Journalists are usually cast in the role of mere spear-carriers for the historian. STrout seems to combine the two professions. His sense of perspective was evident from the start. Many reporters catch today's scene accurately; but they fail to relate it to the flow of history, to its cycles, to events elsewhere on the globe. Many historians read the broad architecture of humanity's march acutely; but they fail to capture the color, the detail, the "feel" of how things were. Strout has consistently succeeded at both.
As such he has been an inspiration to young reporters for generations here at the Monitor -- and at other publications as well. Most of the current editors and senior correspondents of this paper grew up studying Strout "leads," those opening bars of an article that are as important as the opening chords of Beethoven's "Eroica."
One lead in particular has stuck in the memory of Monitor alumni as if it were a password to be remembered whenever one sat down to the typewriter. It read; "Russia has put over the Marshall Plan." Seven short words. Ten syllables. They said volumes. Harry Truman had been having trouble with Congress over the large aid expenditures called for in George Marshall's European recovery program. Moscow engineered a coup in Czechoslovakia. The Russians had done what President Truman could not, and Congress responded.
If the leads have been signs of Strout's unflagging curiosity and instinctive feel for the meat of a story, the stories themselves have often been fascinating narratives from stem to stern: of Henry Ford's inventive, eccentric train of thought; of the new cross-country commercial flight (like that Model T trip, a two-day affair, done in a trimotor assisted by a train); of meeting a young lieutenant named Eisenhower sitting at a small desk outside General MacArthur's office; of that saturnalia in the supermarket when Khrushchev and a herd of news photographers visited a grocery in San Francisco. Butcolor and intriguing detail never overwhelmed meaning. Dick wrote tellingly of world population and food questions long before the subjects were journalistically fashionable. And he kept after them with persistence. He explored the problems that would grow with the Hispanic influx into America long before most journalists caught sight of the matter. He has consistently observed the flaws in the otherwise fail-safe system of checks and balances that has preserved American democracy from men on horseback or runaway majorities. For years he has studiously examined the obstructive clashes between president and Congress that so often thwarted timely action on great national needs. He was calling for reform well before the collisions that delayed a national energy policy in the '70s and now threaten to slow the economic and tax reforms of the '80s.
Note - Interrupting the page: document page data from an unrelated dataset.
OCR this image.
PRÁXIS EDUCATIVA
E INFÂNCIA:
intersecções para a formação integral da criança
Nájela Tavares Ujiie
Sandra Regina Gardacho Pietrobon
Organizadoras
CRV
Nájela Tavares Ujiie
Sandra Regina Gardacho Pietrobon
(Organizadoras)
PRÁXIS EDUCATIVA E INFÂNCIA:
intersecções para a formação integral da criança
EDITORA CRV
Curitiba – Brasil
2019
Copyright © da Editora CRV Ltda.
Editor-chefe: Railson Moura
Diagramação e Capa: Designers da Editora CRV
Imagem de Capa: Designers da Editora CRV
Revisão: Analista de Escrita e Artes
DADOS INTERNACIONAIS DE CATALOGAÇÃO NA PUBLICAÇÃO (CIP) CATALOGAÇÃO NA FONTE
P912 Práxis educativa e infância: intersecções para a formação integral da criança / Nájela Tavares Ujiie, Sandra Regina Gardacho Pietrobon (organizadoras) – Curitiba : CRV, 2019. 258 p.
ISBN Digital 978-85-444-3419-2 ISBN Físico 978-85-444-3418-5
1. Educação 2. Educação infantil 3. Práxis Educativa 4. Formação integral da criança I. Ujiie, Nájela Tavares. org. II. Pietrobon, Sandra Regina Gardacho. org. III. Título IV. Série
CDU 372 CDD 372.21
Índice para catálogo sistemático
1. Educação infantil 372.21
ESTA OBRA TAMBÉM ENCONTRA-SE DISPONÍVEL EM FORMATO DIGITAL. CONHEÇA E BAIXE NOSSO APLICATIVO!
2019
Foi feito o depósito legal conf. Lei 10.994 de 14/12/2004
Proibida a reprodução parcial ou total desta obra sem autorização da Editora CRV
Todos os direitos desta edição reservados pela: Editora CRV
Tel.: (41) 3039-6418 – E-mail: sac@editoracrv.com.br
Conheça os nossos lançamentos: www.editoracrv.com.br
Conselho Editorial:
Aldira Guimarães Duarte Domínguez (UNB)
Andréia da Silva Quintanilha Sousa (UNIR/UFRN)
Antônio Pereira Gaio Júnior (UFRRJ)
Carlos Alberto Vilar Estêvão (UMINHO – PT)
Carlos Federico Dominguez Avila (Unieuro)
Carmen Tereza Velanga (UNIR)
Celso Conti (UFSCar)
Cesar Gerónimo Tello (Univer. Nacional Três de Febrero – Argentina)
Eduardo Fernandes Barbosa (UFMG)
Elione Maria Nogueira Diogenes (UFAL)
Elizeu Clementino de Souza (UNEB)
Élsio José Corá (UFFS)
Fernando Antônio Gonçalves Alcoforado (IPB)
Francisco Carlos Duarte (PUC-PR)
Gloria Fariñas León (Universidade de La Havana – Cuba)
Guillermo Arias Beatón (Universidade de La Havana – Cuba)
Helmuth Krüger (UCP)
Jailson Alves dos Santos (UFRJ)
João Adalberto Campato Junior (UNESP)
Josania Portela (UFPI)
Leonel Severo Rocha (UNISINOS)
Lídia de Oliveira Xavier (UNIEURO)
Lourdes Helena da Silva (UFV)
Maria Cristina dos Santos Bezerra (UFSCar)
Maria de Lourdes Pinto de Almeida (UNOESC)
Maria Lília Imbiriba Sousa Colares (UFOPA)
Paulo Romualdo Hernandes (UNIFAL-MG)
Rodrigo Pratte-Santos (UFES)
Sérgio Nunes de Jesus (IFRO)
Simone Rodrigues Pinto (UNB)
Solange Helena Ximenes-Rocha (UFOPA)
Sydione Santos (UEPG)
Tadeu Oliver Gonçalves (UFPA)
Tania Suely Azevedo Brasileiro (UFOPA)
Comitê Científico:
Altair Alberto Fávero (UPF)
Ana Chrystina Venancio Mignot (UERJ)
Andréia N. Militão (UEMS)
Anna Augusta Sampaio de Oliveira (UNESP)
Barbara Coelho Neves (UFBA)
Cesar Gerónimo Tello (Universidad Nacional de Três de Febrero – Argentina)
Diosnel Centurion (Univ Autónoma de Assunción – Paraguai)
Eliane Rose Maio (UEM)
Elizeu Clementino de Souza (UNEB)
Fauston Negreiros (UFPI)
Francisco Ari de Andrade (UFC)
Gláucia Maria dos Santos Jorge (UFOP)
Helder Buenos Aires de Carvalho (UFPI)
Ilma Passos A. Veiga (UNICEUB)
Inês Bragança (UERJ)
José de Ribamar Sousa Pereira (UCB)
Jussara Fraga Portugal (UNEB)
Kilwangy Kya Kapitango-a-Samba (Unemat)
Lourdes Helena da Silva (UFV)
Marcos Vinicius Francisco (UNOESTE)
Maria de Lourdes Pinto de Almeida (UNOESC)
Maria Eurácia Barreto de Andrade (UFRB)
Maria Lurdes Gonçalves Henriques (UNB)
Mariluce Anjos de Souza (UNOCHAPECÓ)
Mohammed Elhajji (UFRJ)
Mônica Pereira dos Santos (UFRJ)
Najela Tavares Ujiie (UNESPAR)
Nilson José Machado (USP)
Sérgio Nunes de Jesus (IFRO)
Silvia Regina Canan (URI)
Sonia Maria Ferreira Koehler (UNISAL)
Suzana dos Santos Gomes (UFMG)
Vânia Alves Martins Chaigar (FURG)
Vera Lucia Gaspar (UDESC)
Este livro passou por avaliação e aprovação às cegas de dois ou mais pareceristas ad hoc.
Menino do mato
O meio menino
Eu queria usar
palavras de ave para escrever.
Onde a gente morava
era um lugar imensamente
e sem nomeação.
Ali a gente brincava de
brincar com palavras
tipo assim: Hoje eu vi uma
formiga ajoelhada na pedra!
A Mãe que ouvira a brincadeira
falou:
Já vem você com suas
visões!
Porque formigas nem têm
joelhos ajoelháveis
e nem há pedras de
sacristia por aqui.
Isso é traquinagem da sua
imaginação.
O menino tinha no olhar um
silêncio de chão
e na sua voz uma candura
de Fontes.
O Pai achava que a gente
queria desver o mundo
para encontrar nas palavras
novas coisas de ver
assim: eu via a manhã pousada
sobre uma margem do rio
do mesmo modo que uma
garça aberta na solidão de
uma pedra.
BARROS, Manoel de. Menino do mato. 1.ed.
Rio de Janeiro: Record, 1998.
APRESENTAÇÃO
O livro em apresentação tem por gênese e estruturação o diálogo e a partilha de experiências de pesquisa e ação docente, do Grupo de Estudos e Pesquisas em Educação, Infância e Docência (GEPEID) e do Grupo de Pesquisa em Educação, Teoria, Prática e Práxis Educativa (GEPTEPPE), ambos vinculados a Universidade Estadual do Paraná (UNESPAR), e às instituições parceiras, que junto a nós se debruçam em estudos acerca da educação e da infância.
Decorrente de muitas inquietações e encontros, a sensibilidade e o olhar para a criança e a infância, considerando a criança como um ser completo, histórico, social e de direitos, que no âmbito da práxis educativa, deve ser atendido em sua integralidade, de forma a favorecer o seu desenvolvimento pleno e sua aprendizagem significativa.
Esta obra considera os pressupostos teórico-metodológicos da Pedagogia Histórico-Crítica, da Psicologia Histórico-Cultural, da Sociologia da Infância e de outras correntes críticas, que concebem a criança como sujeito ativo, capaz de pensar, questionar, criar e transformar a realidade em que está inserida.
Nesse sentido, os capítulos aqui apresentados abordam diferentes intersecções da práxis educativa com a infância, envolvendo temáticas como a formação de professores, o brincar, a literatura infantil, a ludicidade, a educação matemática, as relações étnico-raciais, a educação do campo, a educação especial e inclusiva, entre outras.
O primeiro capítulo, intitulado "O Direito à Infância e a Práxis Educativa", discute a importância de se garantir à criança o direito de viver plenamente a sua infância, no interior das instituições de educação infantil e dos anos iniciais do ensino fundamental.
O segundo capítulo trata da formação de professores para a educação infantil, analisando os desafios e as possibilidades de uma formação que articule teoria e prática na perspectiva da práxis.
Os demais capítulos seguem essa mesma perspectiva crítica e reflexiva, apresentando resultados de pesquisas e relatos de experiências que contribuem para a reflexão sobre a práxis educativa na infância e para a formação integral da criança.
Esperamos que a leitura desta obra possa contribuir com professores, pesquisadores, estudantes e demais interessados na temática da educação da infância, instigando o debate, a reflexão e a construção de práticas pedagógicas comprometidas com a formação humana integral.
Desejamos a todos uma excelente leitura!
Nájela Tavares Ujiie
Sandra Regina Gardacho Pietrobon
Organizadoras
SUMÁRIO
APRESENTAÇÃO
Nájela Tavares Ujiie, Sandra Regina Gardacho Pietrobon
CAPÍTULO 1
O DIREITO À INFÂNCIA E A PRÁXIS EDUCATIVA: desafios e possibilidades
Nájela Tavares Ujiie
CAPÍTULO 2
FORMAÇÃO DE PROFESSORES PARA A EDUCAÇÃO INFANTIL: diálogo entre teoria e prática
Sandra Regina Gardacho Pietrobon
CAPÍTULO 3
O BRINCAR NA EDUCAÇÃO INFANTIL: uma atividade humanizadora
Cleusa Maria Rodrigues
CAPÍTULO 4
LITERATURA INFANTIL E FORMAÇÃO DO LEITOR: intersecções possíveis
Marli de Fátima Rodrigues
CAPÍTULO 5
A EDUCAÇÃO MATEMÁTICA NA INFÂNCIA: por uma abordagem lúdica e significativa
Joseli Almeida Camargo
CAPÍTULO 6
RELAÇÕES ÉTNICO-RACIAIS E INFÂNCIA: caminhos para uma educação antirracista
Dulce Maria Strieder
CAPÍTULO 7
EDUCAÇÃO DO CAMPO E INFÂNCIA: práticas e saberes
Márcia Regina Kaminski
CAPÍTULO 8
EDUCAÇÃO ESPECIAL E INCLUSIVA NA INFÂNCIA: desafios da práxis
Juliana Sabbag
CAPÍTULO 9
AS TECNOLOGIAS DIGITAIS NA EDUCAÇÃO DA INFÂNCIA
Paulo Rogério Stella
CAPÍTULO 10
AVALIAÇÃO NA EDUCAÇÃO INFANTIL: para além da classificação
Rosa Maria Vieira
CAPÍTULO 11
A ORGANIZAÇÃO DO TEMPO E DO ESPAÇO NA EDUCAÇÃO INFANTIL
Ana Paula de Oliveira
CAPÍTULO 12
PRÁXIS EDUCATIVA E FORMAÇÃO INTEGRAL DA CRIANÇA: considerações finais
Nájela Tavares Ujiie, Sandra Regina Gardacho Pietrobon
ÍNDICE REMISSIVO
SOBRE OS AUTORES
And he has frequently examined attacks on America's landmark egalitarian public school system as well as attacks on the fundamental doctrine of separation of church and state -- coinciding erosions which threaten irrevocable change in the way the nation works.
Fortunately, he will continue to uncover such major themes in his news articles and in his perceptive columns on this op-ed page.
In 1979 Strout appeared on a two-part TV interview with Dick Cavett. His command of both broad sweep and intimate detail of the history of the country was evident. But Cavett could not lure him into discussing any lurid gossip about the leaders of America. That was typical of this lucid stylist, who relishes detail but eschews irrelevance.
He would deny it -- probably with impatient self-effacement -- but there can be little doubt that Richard Strout is one of the very few journa listic giants of our time.